Down the Coast with Dana Parsons
I watched with relish last Thursday as Mike Carona defense attorney Jeffrey Rawitz hit the ground running in his cross-examination of Don Haidl, Carona’s former friend and assistant sheriff who’d agreed to secretly tape-record conversations with the former Orange County sheriff.
Rawitz was alternately probing, biting and even a bit sarcastic as he opened with some quick-hitters in his first chance at Haidl, the government’s star witness in Carona’s corruption trial in federal court in Santa Ana. How long ago last Thursday now seems. 
Rawitz’s cross-examination since then has settled into a much more pedestrian mode, which may be needed to get the job done but does nothing to sell tickets.

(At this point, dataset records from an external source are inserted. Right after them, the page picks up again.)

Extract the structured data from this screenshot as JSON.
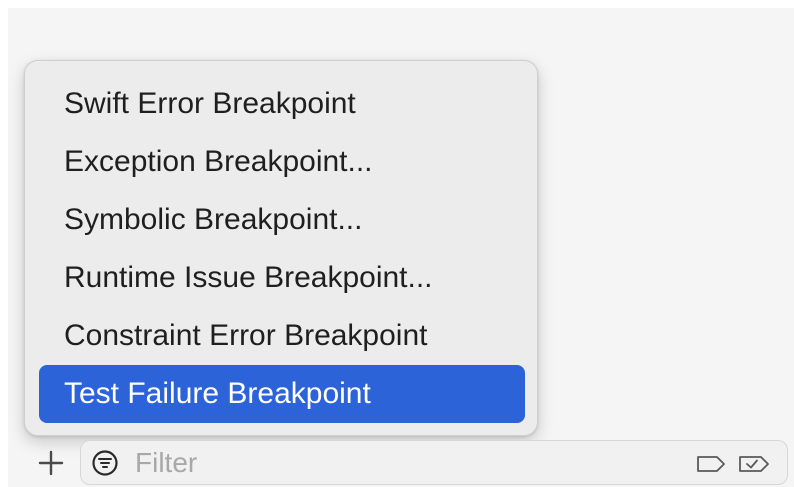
{
  "menu": {
    "items": [
      {
        "label": "Swift Error Breakpoint",
        "selected": false
      },
      {
        "label": "Exception Breakpoint...",
        "selected": false
      },
      {
        "label": "Symbolic Breakpoint...",
        "selected": false
      },
      {
        "label": "Runtime Issue Breakpoint...",
        "selected": false
      },
      {
        "label": "Constraint Error Breakpoint",
        "selected": false
      },
      {
        "label": "Test Failure Breakpoint",
        "selected": true
      }
    ]
  },
  "bottom_bar": {
    "add_icon": "plus-icon",
    "filter": {
      "icon": "filter-circle-icon",
      "placeholder": "Filter",
      "value": ""
    },
    "scope_icons": [
      "tag-icon",
      "checked-tag-icon"
    ]
  },
  "colors": {
    "selection": "#2c63d9",
    "menu_background": "#ececec",
    "pane_background": "#f5f5f5"
  }
}
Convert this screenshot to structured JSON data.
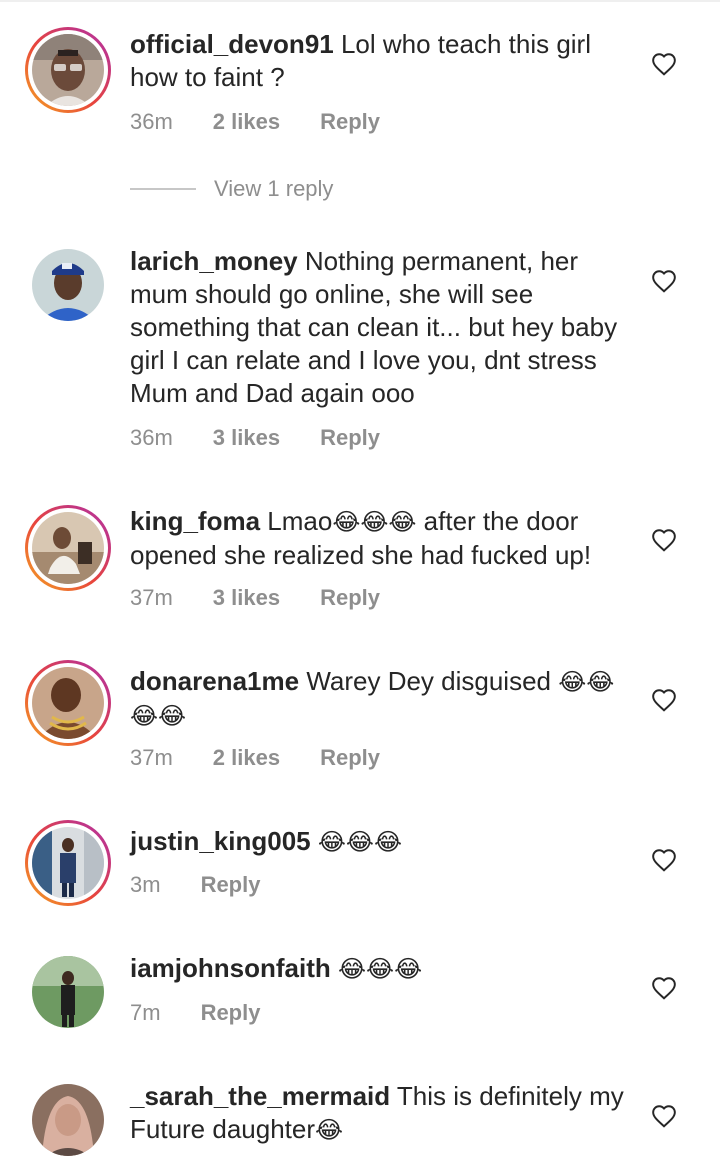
{
  "comments": [
    {
      "username": "official_devon91",
      "text": "Lol who teach this girl how to faint ?",
      "time": "36m",
      "likes": "2 likes",
      "reply": "Reply",
      "view_replies": "View 1 reply",
      "story_ring": true
    },
    {
      "username": "larich_money",
      "text": "Nothing permanent, her mum should go online, she will see something that can clean it... but hey baby girl I can relate and I love you, dnt stress Mum and Dad again ooo",
      "time": "36m",
      "likes": "3 likes",
      "reply": "Reply",
      "story_ring": false
    },
    {
      "username": "king_foma",
      "text_before": "Lmao",
      "emoji": "😂😂😂",
      "text_after": " after the door opened she realized she had fucked up!",
      "time": "37m",
      "likes": "3 likes",
      "reply": "Reply",
      "story_ring": true
    },
    {
      "username": "donarena1me",
      "text": "Warey Dey disguised",
      "emoji": "😂😂😂😂",
      "time": "37m",
      "likes": "2 likes",
      "reply": "Reply",
      "story_ring": true
    },
    {
      "username": "justin_king005",
      "emoji": "😂😂😂",
      "time": "3m",
      "reply": "Reply",
      "story_ring": true
    },
    {
      "username": "iamjohnsonfaith",
      "emoji": "😂😂😂",
      "time": "7m",
      "reply": "Reply",
      "story_ring": false
    },
    {
      "username": "_sarah_the_mermaid",
      "text": "This is definitely my Future daughter",
      "emoji": "😂",
      "story_ring": false
    }
  ],
  "icons": {
    "like": "heart-outline-icon"
  },
  "colors": {
    "text": "#262626",
    "muted": "#8e8e8e",
    "story_gradient_start": "#f5a623",
    "story_gradient_end": "#b83aa5"
  }
}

I know, I know, this isn’t the circus. It’s just that Rawitz has the lawyer’s gift to play hardball, and the spectator in me was hoping for some of it. Even Judge Andrew Guilford weighed in. At the end of court today, he politely suggested that anything Rawitz could do to keep things moving "helps the defense and keeps the jury interested."
Rawitz has a great chance Wednesday. In what he told the judge likely will be his final day of cross-examination, Rawitz has yet to confront Haidl in depth on at least two critical aspects of the trial: his alleged $1,000-a-month payoffs to Carona, pictured here, over a four-year period ending in mid-2002 and the secretly recorded conversations, which have been played for the jury and which the government hopes provide the smoking gun to convict Carona.
Haidl is proving a stoic and largely unflappable witness. Rawitz quite possibly has scored some points with the jury, but he needs to deflate Haidl on the alleged payments. Whether he does it Wednesday with a surgical knife or a hammer is the overnight teaser.